Ж.: Не знаю. Мне кажется, не бывает слов утешения. Что можно сказать? Мы же знаем, что в этих случаях можно только кого-то обнять и приникнуть к нему, и молчать. Наверное, так. Сами эти случаи, эти жуткие истории - люди в массе своей не виноваты, они... Я работал в порту, я знаю, что такое техника безопасности. Они в массе не виноваты. Тем не менее, виноваты все, кто руководит. Маршал тут один, Шапошников такой. Я его слушал, я был в "Российской газете", там одесситы собрались. Он говорит, была тревога, и он оделся и выскочил раньше ординарца. И он говорит ординарцу: "А ты чего так поздно?" А ординарец говорит: "А кто ж на кого учился?" Вот "кто на кого учился" - самое главное. Вот это какая-то ключевая фраза. А мы садимся в самолет, что мы знаем, когда мы садимся в самолет? Вы садитесь в самолет?

М.: С ужасом.

Ж.: Что вы знаете? Он очень похож на исправный. Просто как две капли воды. Экипаж похож на совершенно квалифицированный. И вот иди потом знай, что у этого экипажа налетано не то количество часов. И вот надо бы вот такое количество, а он - такое количество. И он так знает теоретически, как садиться, как взлетать. Автомобиль, в который мы садимся, который вернулся из сервиса, откуда мы знаем, какой он. Тоже похож на хороший. Мы все, выезжая "туда" на этой же машине, мы пристегиваемся. Возвращаясь сюда, мы отстегиваемся. Потому что штрафовать надо. Это же жуткие слова. Ну все-таки, вы знаете: помереть он не боится, а штраф его очень расстроит. И мне кажется, было бы лучше - расстроенные, но живые. А еще когда у нас пожарные, санэпидстанция - это люди, которые берут все время... Гаишники... Они берут как раз за безопасность. Они берут - это называется: "Я договорился, я могу теперь подохнуть, когда хочу". В принципе, если я с ним договорился, что можно забить черный ход мебелью и закрыть, или я договорился с гаишником, что я могу проехать на красный свет - значит, я могу теперь подохнуть, это уже мое дело, ребята. Ну, конечно, это твое дело. Ну получается так, что он идиот, и тот, кто ему написал - идиот, и за рулем идиот. И врач, который сейчас говорит: "Ну как вы считаете, ну что вам выписать?" Врач говорит: "Есть вот это, и есть вот это". Вы говорите: "Ну давай это". А почему вы считаете, что врач должен решать и брать на себя ответственность? Нет, он тоже хочет спросить у вас - как вы считаете? И ты, как идиот, решаешь за него эту проблему, потому что, конечно, это касается тебя. И ты говоришь: "Ну, давай попробуем это". "Ну давайте, я выпишу вам это. Если не придете, значит, не помогло, видимо". Это ж демография и есть. Что же нас призывают: "Делайте новых людей!" Ну хорошо, можно с увлечением делать новых. А что со старыми? Они что, должны гибнуть все время? Опять погибли, опять подохли, опять сгорели. Ну делайте новых! Ну, хорошо. Кто может, тот делает. Но дело даже не в этом. Вот правильно говорит Солженицын - сбережение народа, это же прекрасно сказано. Вот чужих-то убивают с огромным удовольствием. Ну позаботься о своих, ну так же точно. Ну ты кричишь: "Слава России! Россия - для русских!" - ну позаботься о своих. Ну вот они гибнут, вот они горят. Если он почувствует боль, или она, кто остался в живых, вот боль - то это значит, постепенно страна превращается в Родину. Если не почувствует боль, значит, страна остается государством.
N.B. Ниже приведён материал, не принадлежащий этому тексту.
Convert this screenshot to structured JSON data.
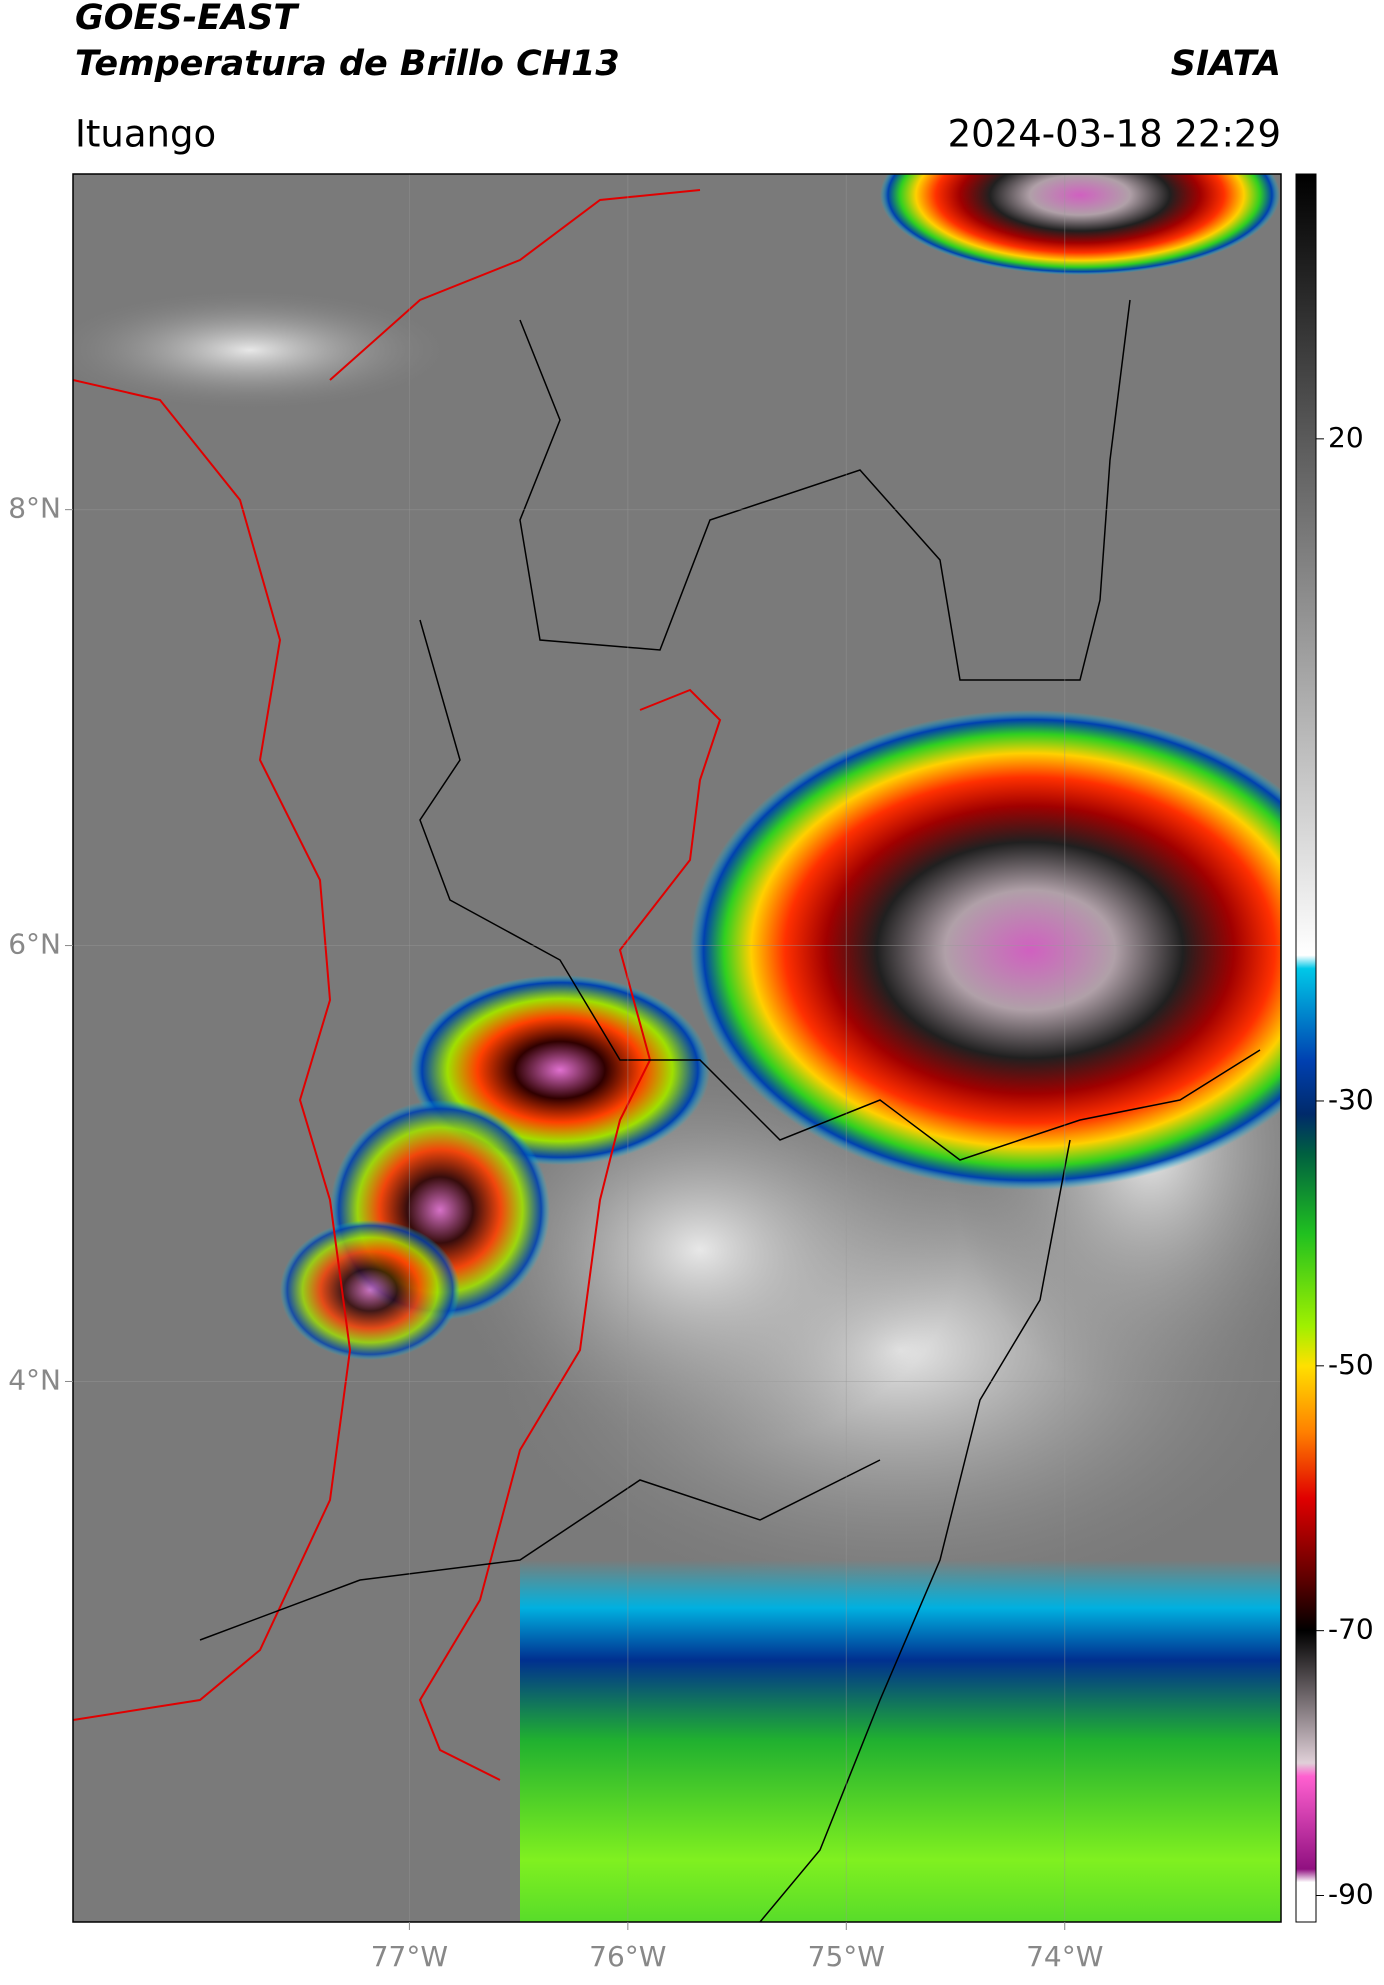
{
  "header": {
    "title": "GOES-EAST",
    "subtitle": "Temperatura de Brillo CH13",
    "source": "SIATA",
    "region": "Ituango",
    "datetime": "2024-03-18 22:29"
  },
  "map": {
    "lonlim": [
      -78.54,
      -73.01
    ],
    "latlim": [
      1.52,
      9.54
    ],
    "lon_ticks": [
      {
        "value": -77,
        "label": "77°W"
      },
      {
        "value": -76,
        "label": "76°W"
      },
      {
        "value": -75,
        "label": "75°W"
      },
      {
        "value": -74,
        "label": "74°W"
      }
    ],
    "lat_ticks": [
      {
        "value": 8,
        "label": "8°N"
      },
      {
        "value": 6,
        "label": "6°N"
      },
      {
        "value": 4,
        "label": "4°N"
      }
    ],
    "grid": true
  },
  "colorbar": {
    "clim": [
      -92,
      40
    ],
    "ticks": [
      20,
      -30,
      -50,
      -70,
      -90
    ],
    "stops": [
      [
        40,
        "#000000"
      ],
      [
        20,
        "#5a5a5a"
      ],
      [
        -19,
        "#ffffff"
      ],
      [
        -20,
        "#00c8e8"
      ],
      [
        -27,
        "#0040b0"
      ],
      [
        -31,
        "#002a6a"
      ],
      [
        -34,
        "#006040"
      ],
      [
        -40,
        "#20c020"
      ],
      [
        -47,
        "#a0f000"
      ],
      [
        -50,
        "#ffe000"
      ],
      [
        -55,
        "#ff8000"
      ],
      [
        -60,
        "#e00000"
      ],
      [
        -66,
        "#600000"
      ],
      [
        -70,
        "#000000"
      ],
      [
        -80,
        "#e0d0d8"
      ],
      [
        -81,
        "#ff60d0"
      ],
      [
        -88,
        "#901080"
      ],
      [
        -89,
        "#ffffff"
      ],
      [
        -92,
        "#ffffff"
      ]
    ]
  }
}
М.: Я, Михал Михалыч, не буду сейчас задавать Вам никакого вопроса, я просто вспомню имя, которое у всех сейчас на устах, и я надеюсь, что это будет еще долго - Михаил Александрович Ульянов.

Ж.: Это такая страшная потеря. Я приветствовал его, когда ему было пятьдесят лет. Я ему писал приветствие и что-то там читал. Ну я, наверное, тогда смешно писал. Он сидел на сцене. Ему исполнилось пятьдесят лет, то есть это было почти тридцать лет назад. Меня потрясло, когда он сказал в конце, после банкета... Он в конце вечера сказал, он был член ЦК, лауреат, он сказал: "Ну, не всё, конечно, удалось на сегодняшнем вечере. Не всё было на уровне, что-то не получилось..." Я был потрясен - как это может человек, которого поздравляют, сказать что "не всё удалось". А это всё равно была правда. И с тех пор он был для меня таким олицетворением. Вы знаете, он держал... Если есть атлант, который держит крышу, он не крышу - он потолок держал, крыша уже давно поехала. Он держал потолок! Михаил Александрович Ульянов, конечно, это у меня полное ощущение, что скончалась порядочность, деликатность, благородство - двадцать шестого марта. Ну наверное, кто-то еще остался. Ну мне что-то совсем никто не приходит в голову. Где... Кто... Еще столько народу разъехалось. Ребята, ну сколько можно отпускать людей?! То ли "туда", то ли "туда". То ли на тот свет, то ли в другие страны. Ну разъезжается народ, разбегается, и умирает. Ну с кем мы остаемся? Вы же сами чувствуете, что волна негодяев поднимается. Вот так вот. Это можно даже весело говорить. Вот так вот нас учат все время. И с экрана нас учат: "Держите сумочку. Держите штаны. Держите деньги. Прижимайте ребенка". Все время, все время. "Не верьте документам! Вы заплатили за квартиру? Не верьте! Неизвестно, куда пошли эти деньги!" Можно сойти с ума! Однажды я сидел с одним членом Думы, он говорит: "Да, негодяев много..." Ребята, много негодяев! Ничего не сделаешь. Мы вот выбираем-выбираем, выбираем-выбираем, открываем крышку - они! Они!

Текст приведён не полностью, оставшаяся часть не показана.